I am trying to optimize memory consumption of a model and profiled it using memory_profiler. It appears to me that calling module.to(cuda_device) copies to GPU RAM, but doesn’t release memory of CPU RAM.
Is there a way to reclaim some/most of CPU RAM that was originally allocated for loading/initialization after moving my modules to GPU?
Some more info:
Line 214, uses about 2GB to initialize my model.
Line 221 or later, I no longer need this CPU RAM stuff, and I am trying to empty it (even with forced GC in line 224 didn’t help!)
Line # Mem usage Increment Line Contents
================================================
209 88.7 MiB 88.7 MiB @profile
210 def __init__(self, exp: Experiment, model=None, lr=0.0001):
211 88.7 MiB 0.0 MiB self.exp = exp
212 88.7 MiB 0.0 MiB self.start_epoch = 0
213 88.7 MiB 0.0 MiB if model is None:
214 2159.7 MiB 2071.0 MiB model = Seq2Seq(**exp.get_model_args()).to(device)
215 2159.7 MiB 0.0 MiB last_check_pt, last_epoch = self.exp.get_last_saved_model()
216 2159.7 MiB 0.0 MiB if last_check_pt:
217 log.info(f"Resuming training from epoch:{self.start_epoch}, model={last_check_pt}")
218 self.start_epoch = last_epoch + 1
219 model.load_state_dict(torch.load(last_check_pt))
220 2159.7 MiB 0.0 MiB log.info(f"Moving model to device = {device}")
221 2159.7 MiB 0.0 MiB self.model = model.to(device=device)
222 2159.7 MiB 0.0 MiB self.model.train()
223 2159.7 MiB 0.0 MiB del model # this was on CPU, free that memory
224 2159.7 MiB 0.0 MiB gc.collect() # should the GC cleanup CPU buffers after moving to GPU ?
225 2159.7 MiB 0.0 MiB self.optimizer = optim.Adam(self.model.parameters(), lr=lr)
Update: I found what I was looking for!
Torch (in version 0.4.0) takes about 2GB CPU RAM upfront when the first cuda/GPU tensor is allocated. That was not a memory leak.
Line # Mem usage Increment Line Contents
================================================
4 29.2 MiB 29.2 MiB @profile
5 def main():
6 95.6 MiB 66.4 MiB import torch
7 95.6 MiB 0.0 MiB size = (1024, 1024, 10)

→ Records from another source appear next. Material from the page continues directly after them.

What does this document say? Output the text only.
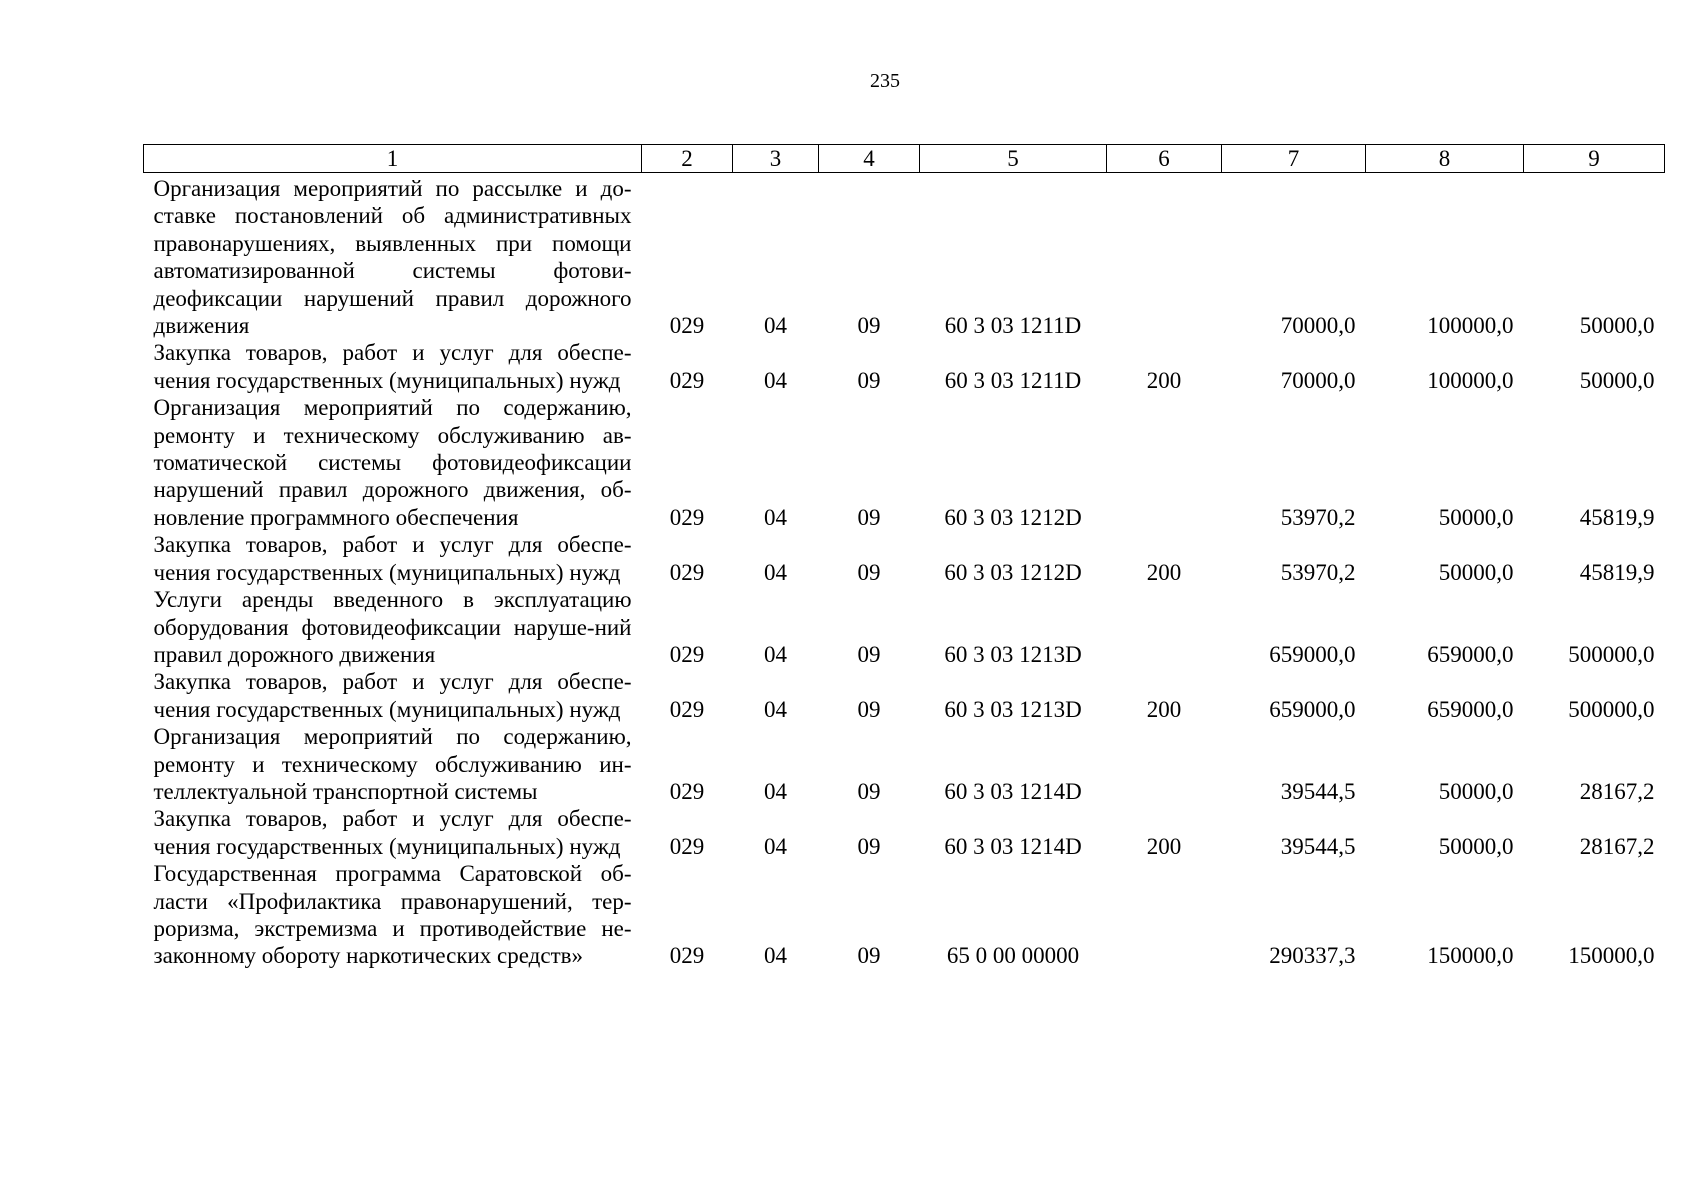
235
1	2	3	4	5	6	7	8	9
Организация мероприятий по рассылке и до-ставке постановлений об административных правонарушениях, выявленных при помощи автоматизированной системы фотови-деофиксации нарушений правил дорожного движения	029	04	09	60 3 03 1211D		70000,0	100000,0	50000,0
Закупка товаров, работ и услуг для обеспе-чения государственных (муниципальных) нужд	029	04	09	60 3 03 1211D	200	70000,0	100000,0	50000,0
Организация мероприятий по содержанию, ремонту и техническому обслуживанию ав-томатической системы фотовидеофиксации нарушений правил дорожного движения, об-новление программного обеспечения	029	04	09	60 3 03 1212D		53970,2	50000,0	45819,9
Закупка товаров, работ и услуг для обеспе-чения государственных (муниципальных) нужд	029	04	09	60 3 03 1212D	200	53970,2	50000,0	45819,9
Услуги аренды введенного в эксплуатацию оборудования фотовидеофиксации наруше-ний правил дорожного движения	029	04	09	60 3 03 1213D		659000,0	659000,0	500000,0
Закупка товаров, работ и услуг для обеспе-чения государственных (муниципальных) нужд	029	04	09	60 3 03 1213D	200	659000,0	659000,0	500000,0
Организация мероприятий по содержанию, ремонту и техническому обслуживанию ин-теллектуальной транспортной системы	029	04	09	60 3 03 1214D		39544,5	50000,0	28167,2
Закупка товаров, работ и услуг для обеспе-чения государственных (муниципальных) нужд	029	04	09	60 3 03 1214D	200	39544,5	50000,0	28167,2
Государственная программа Саратовской об-ласти «Профилактика правонарушений, тер-роризма, экстремизма и противодействие не-законному обороту наркотических средств»	029	04	09	65 0 00 00000		290337,3	150000,0	150000,0
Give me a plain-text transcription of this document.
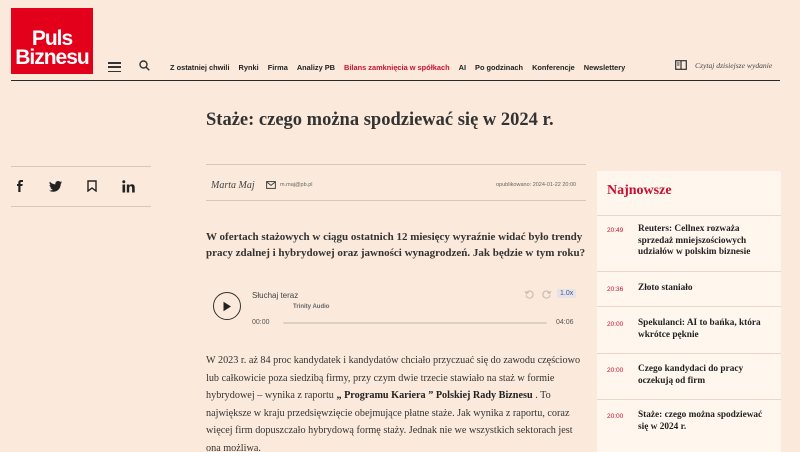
Puls
Biznesu	Z ostatniej chwili Rynki Firma Analizy PB Bilans zamknięcia w spółkach AI Po godzinach Konferencje Newslettery	Czytaj dzisiejsze wydanie
Staże: czego można spodziewać się w 2024 r.
Marta Maj	m.maj@pb.pl	opublikowano: 2024-01-22 20:00

W ofertach stażowych w ciągu ostatnich 12 miesięcy wyraźnie widać było trendy pracy zdalnej i hybrydowej oraz jawności wynagrodzeń. Jak będzie w tym roku?

Słuchaj teraz
Trinity Audio
1.0x
00:00	04:06

W 2023 r. aż 84 proc kandydatek i kandydatów chciało przyczuać się do zawodu częściowo lub całkowicie poza siedzibą firmy, przy czym dwie trzecie stawiało na staż w formie hybrydowej – wynika z raportu „ Programu Kariera ” Polskiej Rady Biznesu . To największe w kraju przedsięwzięcie obejmujące płatne staże. Jak wynika z raportu, coraz więcej firm dopuszczało hybrydową formę staży. Jednak nie we wszystkich sektorach jest ona możliwa.

Najnowsze
20:49 Reuters: Cellnex rozważa sprzedaż mniejszościowych udziałów w polskim biznesie
20:36 Złoto staniało
20:00 Spekulanci: AI to bańka, która wkrótce pęknie
20:00 Czego kandydaci do pracy oczekują od firm
20:00 Staże: czego można spodziewać się w 2024 r.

8 95.6 MiB 0.0 MiB cpu, gpu = torch.device('cpu'), torch.device('cuda:0')
9 # couple of CPU tensors
10 135.6 MiB 40.0 MiB t_cpu1 = torch.zeros(size, device=cpu)
11 175.6 MiB 40.0 MiB t_cpu2 = torch.zeros(size, device=cpu)
12 # couple of GPU tensors
13 2120.5 MiB 1944.9 MiB t_gpu1 = torch.zeros(size, device=gpu)
14 2120.5 MiB 0.0 MiB t_gpu2 = torch.zeros(size, device=gpu)
15 2120.6 MiB 0.1 MiB t_gpu3 = t_cpu1.to(gpu)
16 2080.6 MiB -40.0 MiB del t_cpu1
17 2080.6 MiB 0.0 MiB gc.collect() # does this free memory of t_cpu1 ?
18 2040.6 MiB -40.0 MiB del t_cpu2
19 2040.6 MiB 0.0 MiB gc.collect() # does this free memory of t_cpu2?
20 2040.6 MiB 0.0 MiB del t_gpu1, t_gpu2, t_gpu3
21 2040.6 MiB 0.0 MiB gc.collect() # these doesnt take any CPU RAM !!
22 2040.6 MiB 0.0 MiB del torch # remove torch module from context
23 2040.6 MiB 0.0 MiB gc.collect() # does it free everything ?
P.S.
the memory leak was somewhere else on my code, I was misled by the initial 2GB unaccounted memory.
Thanks, to anyone who attempted to answer my question!
Hello t.g,
I am facing the same problem now, i.e., “Torch (in version 0.4.0) takes about 2GB CPU RAM upfront when the first cuda/GPU tensor is allocated”.
Therefore, I am kindly asking you how you manage to solve this problem? b.t.w, what do you mean by “misled by the initial 2GB unaccounted memory”?